First languages (2011)
- • Tswana: 51.7%
- • Tsonga: 18.4%
- • Northern Sotho: 13.9%
- • Zulu: 3.5%
- • Other: 12.5%
- Time zone: UTC+2 (SAST)
- Municipal code: NW371

= Moretele Local Municipality =

Moretele Municipality (Mmasepala wa Moretele; Masipala wa Moretele; Mmasepala wa Moretele) is a local municipality within the Bojanala Platinum District Municipality, in the North West province of South Africa.
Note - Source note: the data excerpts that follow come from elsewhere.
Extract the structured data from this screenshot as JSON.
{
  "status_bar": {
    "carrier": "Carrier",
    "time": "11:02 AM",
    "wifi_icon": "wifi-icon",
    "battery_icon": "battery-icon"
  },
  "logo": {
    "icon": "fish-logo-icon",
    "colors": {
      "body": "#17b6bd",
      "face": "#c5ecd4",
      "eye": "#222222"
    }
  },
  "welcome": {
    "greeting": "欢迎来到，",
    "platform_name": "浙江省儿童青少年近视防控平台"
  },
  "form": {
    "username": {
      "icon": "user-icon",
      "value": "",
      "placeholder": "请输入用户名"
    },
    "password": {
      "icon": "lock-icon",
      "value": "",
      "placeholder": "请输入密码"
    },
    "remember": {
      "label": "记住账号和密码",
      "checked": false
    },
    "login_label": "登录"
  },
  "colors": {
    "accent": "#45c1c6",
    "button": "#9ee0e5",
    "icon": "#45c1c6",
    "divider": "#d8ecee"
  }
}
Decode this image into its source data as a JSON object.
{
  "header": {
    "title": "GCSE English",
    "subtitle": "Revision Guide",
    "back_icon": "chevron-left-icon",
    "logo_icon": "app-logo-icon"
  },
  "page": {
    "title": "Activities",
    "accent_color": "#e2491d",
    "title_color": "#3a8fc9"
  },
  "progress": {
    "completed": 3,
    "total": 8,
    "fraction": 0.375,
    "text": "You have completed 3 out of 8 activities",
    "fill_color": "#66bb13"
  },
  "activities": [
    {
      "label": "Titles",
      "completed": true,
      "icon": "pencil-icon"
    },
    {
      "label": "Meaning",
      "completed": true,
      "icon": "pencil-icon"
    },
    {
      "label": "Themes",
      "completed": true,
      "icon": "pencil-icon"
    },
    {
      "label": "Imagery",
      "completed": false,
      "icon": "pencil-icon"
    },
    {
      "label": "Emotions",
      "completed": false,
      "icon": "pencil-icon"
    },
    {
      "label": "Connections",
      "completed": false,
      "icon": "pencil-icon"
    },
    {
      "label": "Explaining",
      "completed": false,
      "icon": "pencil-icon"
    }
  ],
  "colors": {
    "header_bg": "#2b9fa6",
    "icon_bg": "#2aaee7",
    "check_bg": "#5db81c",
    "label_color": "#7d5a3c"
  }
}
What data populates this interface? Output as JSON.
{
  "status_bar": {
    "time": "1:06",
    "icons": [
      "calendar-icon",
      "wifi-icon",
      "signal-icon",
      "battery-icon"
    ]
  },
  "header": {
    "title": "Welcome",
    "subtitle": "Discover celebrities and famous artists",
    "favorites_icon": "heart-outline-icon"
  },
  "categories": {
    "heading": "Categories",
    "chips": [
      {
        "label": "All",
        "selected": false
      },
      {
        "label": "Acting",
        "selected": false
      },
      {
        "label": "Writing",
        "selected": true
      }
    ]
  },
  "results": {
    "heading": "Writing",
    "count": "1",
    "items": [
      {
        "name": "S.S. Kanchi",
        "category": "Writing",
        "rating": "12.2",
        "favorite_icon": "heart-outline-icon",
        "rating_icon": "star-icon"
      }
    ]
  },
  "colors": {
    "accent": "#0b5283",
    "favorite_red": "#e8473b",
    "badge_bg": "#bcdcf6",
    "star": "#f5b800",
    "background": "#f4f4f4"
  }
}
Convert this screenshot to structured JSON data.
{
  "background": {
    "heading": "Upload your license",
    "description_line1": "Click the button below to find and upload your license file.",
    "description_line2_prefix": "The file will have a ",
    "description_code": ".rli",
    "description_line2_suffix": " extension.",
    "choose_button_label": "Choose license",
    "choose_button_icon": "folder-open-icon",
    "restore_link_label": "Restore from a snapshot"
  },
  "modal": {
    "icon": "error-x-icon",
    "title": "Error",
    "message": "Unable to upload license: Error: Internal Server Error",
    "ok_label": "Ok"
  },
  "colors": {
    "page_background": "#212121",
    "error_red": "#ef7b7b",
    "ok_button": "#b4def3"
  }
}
As of 2011, its population was approximately 180,000, a majority of whom speak Setswana as a first language.

==Main places==
The 2001 census divided the municipality into the following main places:

| Place | Code | Area (km^{2}) | Population | Most spoken language |
| Agisaneng | 60101 | 9.42 | 120 | Northern Sotho |
| Amandebele A Lebelo | 60102 | 4.99 | 154 | English |
| Bahwaduba | 60103 | 180.68 | 32,023 | Tswana |
| Bakgatla Ba Ga Mosetlha | 60104 | 459.19 | 45,114 | Tswana |
| Bakgatla Ba Mmakau | 60105 | 109.41 | 1,111 | Tswana |
| Bakgatla Ba Mphe Batho | 60106 | 45.81 | 24,329 | Tswana |
| Baphuthing Ba Ga Nawa | 60107 | 228.03 | 11,024 | Tswana |
| Diphala | 60108 | 0.61 | 820 | Tswana |
| Jonathan | 60109 | 4.11 | 114 | Zulu |
| Kopanong | 60110 | 84.98 | 28,839 | Tsonga |
| Modimole Magogelo | 60111 | 104.32 | 11,365 | Tswana |
| Mogogelo | 60112 | 26.02 | 10,500 | - | Moretele | 60113 | 30.44 | 4,933 | Setswana |
| Temba | 60114 | 2.19 | 5,310 | Setswana |
| Thulwe | 60115 | 15.15 | 465 | Tsonga |
| Tsoga o Itirele | 60116 | 64.32 | 1,687 | Zulu |

Ruigtesloot

== Politics ==

The municipal council consists of fifty-two members elected by mixed-member proportional representation. Twenty-six councillors are elected by first-past-the-post voting in twenty-six wards, while the remaining twenty-six are chosen from party lists so that the total number of party representatives is proportional to the number of votes received. In the election of 1 November 2021 the African National Congress (ANC) won a majority of thirty-five seats on the council.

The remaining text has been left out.